В «Письмах из Франции и Италии» Герцен наблюдает за ходом революционных потрясений 1848 года в Европе. Публицистический цикл Герцена отражает непосредственные впечатления очевидца и, соответственно, разочарование человека, верившего в выдвинутые веком Просвещения гуманистические ценности. Ныне эти ценности попраны торжеством третьего сословия: «Революционеры первой революции (1789 г. - Л.С.) - идеалисты, художники. Мещане с самого появления представляют прозу жизни, домохозяина больше, нежели гражданина <...> Либералы-идеалисты толковали о самоотвержении и презирали на словах, а иногда и на самом деле - пользу; они любили "славу" и не занимались рентой. Буржуазия исключительно занимается рентой, смеется над самоотвержением и хлопочет только о пользе. Те приносили выгоду на жертву идеям, буржуазия принесла идеи на жертву выгодам. Те лили кровь за права - буржуазия теряет права, но бережет кровь. Она эгоистически труслива и может подняться до геройства только защищая собственность, рост, барыши» [Герцен 1956, с. 66].

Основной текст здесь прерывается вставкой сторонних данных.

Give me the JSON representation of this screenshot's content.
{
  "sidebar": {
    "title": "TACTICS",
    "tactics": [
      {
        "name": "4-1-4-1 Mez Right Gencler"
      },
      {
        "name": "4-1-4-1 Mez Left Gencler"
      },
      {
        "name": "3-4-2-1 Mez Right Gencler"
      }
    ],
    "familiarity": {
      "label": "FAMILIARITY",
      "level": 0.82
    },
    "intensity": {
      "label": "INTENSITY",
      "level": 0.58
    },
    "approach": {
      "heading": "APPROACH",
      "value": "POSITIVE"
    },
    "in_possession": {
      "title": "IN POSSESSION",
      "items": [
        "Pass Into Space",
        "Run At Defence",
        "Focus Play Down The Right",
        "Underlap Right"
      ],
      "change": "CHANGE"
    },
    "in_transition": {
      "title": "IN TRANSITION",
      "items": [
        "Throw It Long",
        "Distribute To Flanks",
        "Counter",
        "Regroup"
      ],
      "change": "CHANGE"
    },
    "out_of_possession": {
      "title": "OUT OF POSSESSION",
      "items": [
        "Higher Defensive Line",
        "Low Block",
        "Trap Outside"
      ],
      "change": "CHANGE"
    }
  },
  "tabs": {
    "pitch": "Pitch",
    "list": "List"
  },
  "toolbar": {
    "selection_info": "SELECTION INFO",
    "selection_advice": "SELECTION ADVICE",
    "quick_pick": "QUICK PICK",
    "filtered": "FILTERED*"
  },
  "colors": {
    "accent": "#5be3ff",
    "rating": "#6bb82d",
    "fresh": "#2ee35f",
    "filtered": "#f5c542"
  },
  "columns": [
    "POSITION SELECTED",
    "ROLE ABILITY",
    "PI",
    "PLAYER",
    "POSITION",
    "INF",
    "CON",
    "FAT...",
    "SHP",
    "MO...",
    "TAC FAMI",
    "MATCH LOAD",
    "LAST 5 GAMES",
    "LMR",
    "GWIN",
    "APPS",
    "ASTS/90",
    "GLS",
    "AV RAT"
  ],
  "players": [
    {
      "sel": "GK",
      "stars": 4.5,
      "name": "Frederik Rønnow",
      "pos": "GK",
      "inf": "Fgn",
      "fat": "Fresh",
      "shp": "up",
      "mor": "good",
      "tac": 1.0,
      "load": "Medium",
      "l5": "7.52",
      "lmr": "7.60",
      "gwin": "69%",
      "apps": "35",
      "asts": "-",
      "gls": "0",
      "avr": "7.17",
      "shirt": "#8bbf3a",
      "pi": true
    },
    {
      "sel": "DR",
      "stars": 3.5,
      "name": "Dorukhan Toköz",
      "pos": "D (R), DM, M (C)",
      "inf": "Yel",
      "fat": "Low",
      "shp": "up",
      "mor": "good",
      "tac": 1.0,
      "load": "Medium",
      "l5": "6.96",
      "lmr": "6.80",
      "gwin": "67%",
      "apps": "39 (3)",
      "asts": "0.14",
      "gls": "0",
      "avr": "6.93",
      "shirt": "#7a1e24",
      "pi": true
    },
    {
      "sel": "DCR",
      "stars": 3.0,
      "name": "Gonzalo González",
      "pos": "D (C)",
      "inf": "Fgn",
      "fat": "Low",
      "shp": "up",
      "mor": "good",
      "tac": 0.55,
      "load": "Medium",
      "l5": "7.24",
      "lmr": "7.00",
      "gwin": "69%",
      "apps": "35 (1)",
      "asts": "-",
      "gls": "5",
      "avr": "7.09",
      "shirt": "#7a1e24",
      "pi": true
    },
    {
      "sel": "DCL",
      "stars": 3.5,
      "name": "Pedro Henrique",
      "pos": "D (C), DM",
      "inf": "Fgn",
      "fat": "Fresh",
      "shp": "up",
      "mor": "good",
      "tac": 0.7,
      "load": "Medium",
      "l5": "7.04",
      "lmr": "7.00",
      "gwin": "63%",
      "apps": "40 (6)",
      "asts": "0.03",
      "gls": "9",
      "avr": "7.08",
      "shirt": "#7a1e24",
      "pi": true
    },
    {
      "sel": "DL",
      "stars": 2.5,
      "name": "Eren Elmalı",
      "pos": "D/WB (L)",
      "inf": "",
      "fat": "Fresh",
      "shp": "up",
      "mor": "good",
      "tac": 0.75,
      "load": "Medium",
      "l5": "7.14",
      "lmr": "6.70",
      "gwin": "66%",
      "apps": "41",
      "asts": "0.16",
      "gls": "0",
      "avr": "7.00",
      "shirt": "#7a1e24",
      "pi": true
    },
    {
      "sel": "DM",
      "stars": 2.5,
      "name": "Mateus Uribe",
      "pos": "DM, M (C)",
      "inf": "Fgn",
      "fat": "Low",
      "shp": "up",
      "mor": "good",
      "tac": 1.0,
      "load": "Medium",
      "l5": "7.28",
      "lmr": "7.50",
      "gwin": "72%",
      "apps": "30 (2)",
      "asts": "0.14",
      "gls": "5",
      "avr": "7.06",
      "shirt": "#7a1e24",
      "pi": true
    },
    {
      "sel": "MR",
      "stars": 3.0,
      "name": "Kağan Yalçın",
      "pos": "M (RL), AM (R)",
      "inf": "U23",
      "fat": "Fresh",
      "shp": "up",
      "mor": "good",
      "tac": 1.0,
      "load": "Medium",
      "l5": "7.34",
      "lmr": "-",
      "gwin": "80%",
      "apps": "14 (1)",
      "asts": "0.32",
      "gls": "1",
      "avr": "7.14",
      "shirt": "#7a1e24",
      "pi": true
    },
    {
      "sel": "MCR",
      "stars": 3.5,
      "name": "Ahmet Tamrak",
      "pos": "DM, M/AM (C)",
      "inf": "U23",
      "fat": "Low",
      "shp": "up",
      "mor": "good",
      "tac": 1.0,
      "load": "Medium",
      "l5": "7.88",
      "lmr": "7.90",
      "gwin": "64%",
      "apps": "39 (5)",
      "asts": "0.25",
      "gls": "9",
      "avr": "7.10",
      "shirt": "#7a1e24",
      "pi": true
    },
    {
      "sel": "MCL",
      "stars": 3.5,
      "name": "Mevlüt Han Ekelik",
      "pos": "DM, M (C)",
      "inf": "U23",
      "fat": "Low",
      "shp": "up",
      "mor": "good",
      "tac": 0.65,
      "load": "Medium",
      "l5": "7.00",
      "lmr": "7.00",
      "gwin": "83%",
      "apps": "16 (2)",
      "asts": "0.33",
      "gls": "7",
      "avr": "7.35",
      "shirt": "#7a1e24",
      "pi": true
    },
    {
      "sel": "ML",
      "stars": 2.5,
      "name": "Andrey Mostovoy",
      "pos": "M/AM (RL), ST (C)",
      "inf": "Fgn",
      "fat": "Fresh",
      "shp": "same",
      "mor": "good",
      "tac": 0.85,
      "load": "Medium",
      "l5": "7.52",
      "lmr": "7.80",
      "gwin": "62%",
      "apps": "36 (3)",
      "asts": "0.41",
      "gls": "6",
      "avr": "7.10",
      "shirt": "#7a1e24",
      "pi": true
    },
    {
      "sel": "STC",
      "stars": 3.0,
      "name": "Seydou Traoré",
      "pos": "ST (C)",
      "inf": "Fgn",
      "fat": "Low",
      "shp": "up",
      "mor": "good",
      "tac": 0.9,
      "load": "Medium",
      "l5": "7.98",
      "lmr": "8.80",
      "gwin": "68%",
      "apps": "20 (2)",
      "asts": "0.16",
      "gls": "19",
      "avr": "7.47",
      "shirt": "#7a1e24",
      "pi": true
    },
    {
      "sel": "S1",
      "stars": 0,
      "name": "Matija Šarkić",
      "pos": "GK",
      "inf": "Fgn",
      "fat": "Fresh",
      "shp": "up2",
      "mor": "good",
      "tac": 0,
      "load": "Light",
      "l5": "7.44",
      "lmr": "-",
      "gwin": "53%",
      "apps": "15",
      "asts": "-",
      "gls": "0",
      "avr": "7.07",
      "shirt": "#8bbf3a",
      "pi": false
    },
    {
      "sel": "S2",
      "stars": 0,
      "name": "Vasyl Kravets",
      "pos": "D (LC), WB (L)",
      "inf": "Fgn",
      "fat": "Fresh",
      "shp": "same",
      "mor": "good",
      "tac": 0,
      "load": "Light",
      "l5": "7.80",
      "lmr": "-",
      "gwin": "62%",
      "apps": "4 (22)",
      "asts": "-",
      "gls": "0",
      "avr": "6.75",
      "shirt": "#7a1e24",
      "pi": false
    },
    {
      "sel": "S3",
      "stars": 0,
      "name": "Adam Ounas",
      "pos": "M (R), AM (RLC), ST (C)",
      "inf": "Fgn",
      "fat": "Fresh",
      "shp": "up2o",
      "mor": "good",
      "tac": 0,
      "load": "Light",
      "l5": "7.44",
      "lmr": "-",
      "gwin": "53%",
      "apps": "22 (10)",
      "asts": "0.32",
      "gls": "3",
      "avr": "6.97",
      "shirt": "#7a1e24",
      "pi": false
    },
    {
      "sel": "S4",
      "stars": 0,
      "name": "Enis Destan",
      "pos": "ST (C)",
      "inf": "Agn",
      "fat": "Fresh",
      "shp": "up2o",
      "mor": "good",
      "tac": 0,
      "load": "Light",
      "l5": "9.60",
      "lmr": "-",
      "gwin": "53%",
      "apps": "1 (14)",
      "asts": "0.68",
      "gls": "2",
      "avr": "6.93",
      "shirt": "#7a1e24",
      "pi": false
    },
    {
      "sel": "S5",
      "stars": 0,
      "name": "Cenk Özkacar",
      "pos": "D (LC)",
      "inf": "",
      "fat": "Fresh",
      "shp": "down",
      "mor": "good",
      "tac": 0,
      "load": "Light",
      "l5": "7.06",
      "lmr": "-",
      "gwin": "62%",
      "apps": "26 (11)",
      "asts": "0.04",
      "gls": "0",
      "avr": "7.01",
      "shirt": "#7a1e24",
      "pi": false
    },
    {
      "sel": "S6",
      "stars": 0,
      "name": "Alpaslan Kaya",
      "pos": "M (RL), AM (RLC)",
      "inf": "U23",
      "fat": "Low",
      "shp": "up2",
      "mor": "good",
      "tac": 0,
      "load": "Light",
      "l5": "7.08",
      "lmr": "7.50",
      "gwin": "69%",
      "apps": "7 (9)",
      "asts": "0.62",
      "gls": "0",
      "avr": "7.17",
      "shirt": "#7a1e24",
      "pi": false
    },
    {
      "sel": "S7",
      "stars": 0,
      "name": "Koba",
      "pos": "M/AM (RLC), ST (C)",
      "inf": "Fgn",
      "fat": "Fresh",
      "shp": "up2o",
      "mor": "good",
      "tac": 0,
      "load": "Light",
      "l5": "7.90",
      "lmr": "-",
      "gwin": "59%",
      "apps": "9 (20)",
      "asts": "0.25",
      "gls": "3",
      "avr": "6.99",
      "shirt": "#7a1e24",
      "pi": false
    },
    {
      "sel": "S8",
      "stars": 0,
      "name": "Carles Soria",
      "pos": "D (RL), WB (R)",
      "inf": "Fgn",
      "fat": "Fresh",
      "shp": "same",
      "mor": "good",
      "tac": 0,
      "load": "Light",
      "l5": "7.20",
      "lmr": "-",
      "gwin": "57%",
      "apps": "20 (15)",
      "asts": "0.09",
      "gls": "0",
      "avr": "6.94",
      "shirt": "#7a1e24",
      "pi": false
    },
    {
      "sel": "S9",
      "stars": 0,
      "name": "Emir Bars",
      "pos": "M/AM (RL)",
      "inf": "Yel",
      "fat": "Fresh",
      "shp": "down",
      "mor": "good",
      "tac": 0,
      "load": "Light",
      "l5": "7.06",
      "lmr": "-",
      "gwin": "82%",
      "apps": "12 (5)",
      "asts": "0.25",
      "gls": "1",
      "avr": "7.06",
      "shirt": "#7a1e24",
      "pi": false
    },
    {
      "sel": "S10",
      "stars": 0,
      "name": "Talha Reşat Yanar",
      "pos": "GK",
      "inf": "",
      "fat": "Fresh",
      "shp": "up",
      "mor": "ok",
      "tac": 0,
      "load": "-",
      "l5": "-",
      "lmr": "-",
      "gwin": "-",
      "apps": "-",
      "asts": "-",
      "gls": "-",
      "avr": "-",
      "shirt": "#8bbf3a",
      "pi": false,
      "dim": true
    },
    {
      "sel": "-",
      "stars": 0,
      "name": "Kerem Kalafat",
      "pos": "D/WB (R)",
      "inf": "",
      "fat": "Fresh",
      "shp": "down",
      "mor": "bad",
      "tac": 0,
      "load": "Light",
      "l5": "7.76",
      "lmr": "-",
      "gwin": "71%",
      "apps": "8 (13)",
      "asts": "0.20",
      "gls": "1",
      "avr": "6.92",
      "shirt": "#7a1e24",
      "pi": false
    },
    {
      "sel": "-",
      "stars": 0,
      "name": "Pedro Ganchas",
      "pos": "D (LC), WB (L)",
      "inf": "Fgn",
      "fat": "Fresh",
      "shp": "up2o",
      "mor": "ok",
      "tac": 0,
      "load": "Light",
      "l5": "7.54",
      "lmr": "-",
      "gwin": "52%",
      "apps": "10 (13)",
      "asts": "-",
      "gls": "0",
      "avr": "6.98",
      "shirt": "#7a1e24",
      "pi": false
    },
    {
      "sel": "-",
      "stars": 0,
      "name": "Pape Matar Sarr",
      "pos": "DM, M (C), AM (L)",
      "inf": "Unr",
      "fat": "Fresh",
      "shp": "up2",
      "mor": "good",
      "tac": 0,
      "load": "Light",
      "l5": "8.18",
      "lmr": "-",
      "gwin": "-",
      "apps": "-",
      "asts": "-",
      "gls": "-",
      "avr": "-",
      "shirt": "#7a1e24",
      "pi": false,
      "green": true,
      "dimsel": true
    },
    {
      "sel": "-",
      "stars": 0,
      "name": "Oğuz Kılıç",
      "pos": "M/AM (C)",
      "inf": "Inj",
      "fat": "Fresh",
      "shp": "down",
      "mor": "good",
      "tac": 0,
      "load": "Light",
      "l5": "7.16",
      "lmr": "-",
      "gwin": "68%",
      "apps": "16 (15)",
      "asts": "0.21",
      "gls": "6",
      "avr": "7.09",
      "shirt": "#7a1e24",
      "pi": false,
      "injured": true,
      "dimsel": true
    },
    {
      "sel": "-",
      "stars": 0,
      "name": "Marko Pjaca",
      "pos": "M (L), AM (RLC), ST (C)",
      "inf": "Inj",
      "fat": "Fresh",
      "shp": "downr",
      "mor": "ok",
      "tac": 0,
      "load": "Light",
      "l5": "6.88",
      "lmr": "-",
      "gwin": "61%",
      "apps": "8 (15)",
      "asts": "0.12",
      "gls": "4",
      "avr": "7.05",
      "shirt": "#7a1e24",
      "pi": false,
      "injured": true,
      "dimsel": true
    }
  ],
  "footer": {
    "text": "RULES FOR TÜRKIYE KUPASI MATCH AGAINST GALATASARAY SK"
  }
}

Вывод об исторической безликости и временной ограниченности буржуазной эпохи повторяется в собрании герценовских писем-статей «С того берега»: «Все мельчает и вянет на истощенной почве - нету талантов. Нету творчества, нету силы мысли <...> блестящая эпоха индустрии проходит, она пережита так, как блестящая эпоха аристократии <...> образ жизни делается менее и менее изящным, грациозным, все жмутся, все боятся, все живут, как лавочники, нравы мелкой буржуазии сделались общими; никто не берет оседлости, всё на время, наёмно, шатко» [Герцен 1956, с. 285].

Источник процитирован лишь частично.